Love They Neighbor (Forever Free Post Series), 1993, acrylic on paper with copper penny, 26 ¼ x 20 ¼ inches, signed and dated lower left: provenance: Moody Gallery, Houston, TX, Barry Whistler Gallery, Dallas, TX
About the Painting
Michael Ray Charles’ work addresses fundamental questions of race in America, both past and present. Starting with his initial success in the mid-1990s, Charles’ work has been controversial because of its use of stereotypical and often derogatory portrayals of Black Americans drawn from historic mainstream advertising, packaging, graphic design, and audio-visual media. Not unlike some of the work of Betty Sayre and Kara Walker, Charles draws on images of Aunt Jemima, Sambo, Mammy, and minstrels to explore problematic notions about race which persist today. Charles appropriates and reclaims stereotypical racist imagery, and in the process diminishes its power over Black Americans by stripping it of its once purportedly benign aura. He makes brutally clear what others have attempted to obscure behind the guise of nostalgia. His works force the viewer to confront that these obviously misguided and wrong-headed images persist today in America’s subconscious and profoundly impact the collective perception of Black Americans.

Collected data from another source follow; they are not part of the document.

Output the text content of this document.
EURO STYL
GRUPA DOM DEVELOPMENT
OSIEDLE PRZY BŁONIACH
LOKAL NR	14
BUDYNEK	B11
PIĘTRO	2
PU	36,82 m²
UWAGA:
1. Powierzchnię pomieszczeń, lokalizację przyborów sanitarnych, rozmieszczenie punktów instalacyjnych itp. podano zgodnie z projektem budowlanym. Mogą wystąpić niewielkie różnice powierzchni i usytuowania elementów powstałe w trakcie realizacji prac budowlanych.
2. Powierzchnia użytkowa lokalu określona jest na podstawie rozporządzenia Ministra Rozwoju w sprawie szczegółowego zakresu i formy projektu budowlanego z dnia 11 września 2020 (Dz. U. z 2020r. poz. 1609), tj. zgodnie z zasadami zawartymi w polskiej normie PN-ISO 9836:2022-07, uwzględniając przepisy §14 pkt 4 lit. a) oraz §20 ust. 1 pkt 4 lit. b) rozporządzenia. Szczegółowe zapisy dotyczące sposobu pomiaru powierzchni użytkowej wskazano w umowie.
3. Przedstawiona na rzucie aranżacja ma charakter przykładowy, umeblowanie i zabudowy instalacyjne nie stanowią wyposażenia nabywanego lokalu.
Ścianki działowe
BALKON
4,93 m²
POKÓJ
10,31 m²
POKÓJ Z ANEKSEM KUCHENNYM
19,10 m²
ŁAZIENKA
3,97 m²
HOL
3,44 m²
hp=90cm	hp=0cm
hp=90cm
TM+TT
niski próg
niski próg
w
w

Charles uses recognizable formal arrangements for his works. In Love They Neighbor, he mimics 20th Century magazine covers and overtly name-checks The Saturday Evening Post, whose illustrations are often seen today through the nostalgic lens of rose-colored glasses. Charles imagery, however, isn't about the Americana of small town main streets, community picnics and 4th of July parades. Rather, Charles depicts two figures, one White and the Black, both wearing a cap 'n' bells jester hat which traditionally symbolizes the ears and the tail of a jackass. The White figure is outfitted in the American flag, while the Black figure is unclothed except for the jester's hat and the white gloves of a mime which seems to reference the important role that Gospel Mimes have come to play in liturgical practices of some Black Christian churches. This work also incorporates Charles' calling card copper Lincoln penny, which calls our attention to The Great Emancipator and reminds us of an emancipation that is still incomplete.
About the Artist
Michael Ray Charles was born in 1967 in Lafayette, Louisiana, and graduated from McNeese State University in Lake Charles, Louisiana, in 1985. Charles then earned an MFA degree from the University of Houston in 1993. As a Black man, Charles has sometimes faced criticism as his works have been misunderstood and often misinterpreted. Despite the controversy which often surrounded his work, Charles achieved critical and commercial recognition and success starting early in his career. His first solo museum exhibition was at the Albright-Know Gallery, Buffalo, New York, in 1997, and he was represented by Tony Shafrazi in New York City. He was featured in the first season of the PBS series Art 21: Art in the 21st Century. Starting around 2004, Charles began to withdraw from the mainstream artworld because of the controversial reception that his work continued to receive and because of the commodification of the contemporary art. In 2018, Charles won the prestigious Rome Prize, and in 2019 he had a solo show at the UMLAUF Sculpture Garden + Museum in Austin, Texas. In 2020, a book celebrating thirty years of Charles’ work, Michael Ray Charles: A Retrospective, was published by the University of Texas Press. Charles is now returning to the mainstream with new representation in Paris and Brussels by Galerie Templon, which plans to hold a solo show of Charles’ work in March 2022. Charles lives in Texas. For nearly two decades he taught at the University of Texas Austin before joining the faculty at the University of Houston where is serves as the Hugh Roy and Lillie Cranz Cullen Distinguished Professor of Painting.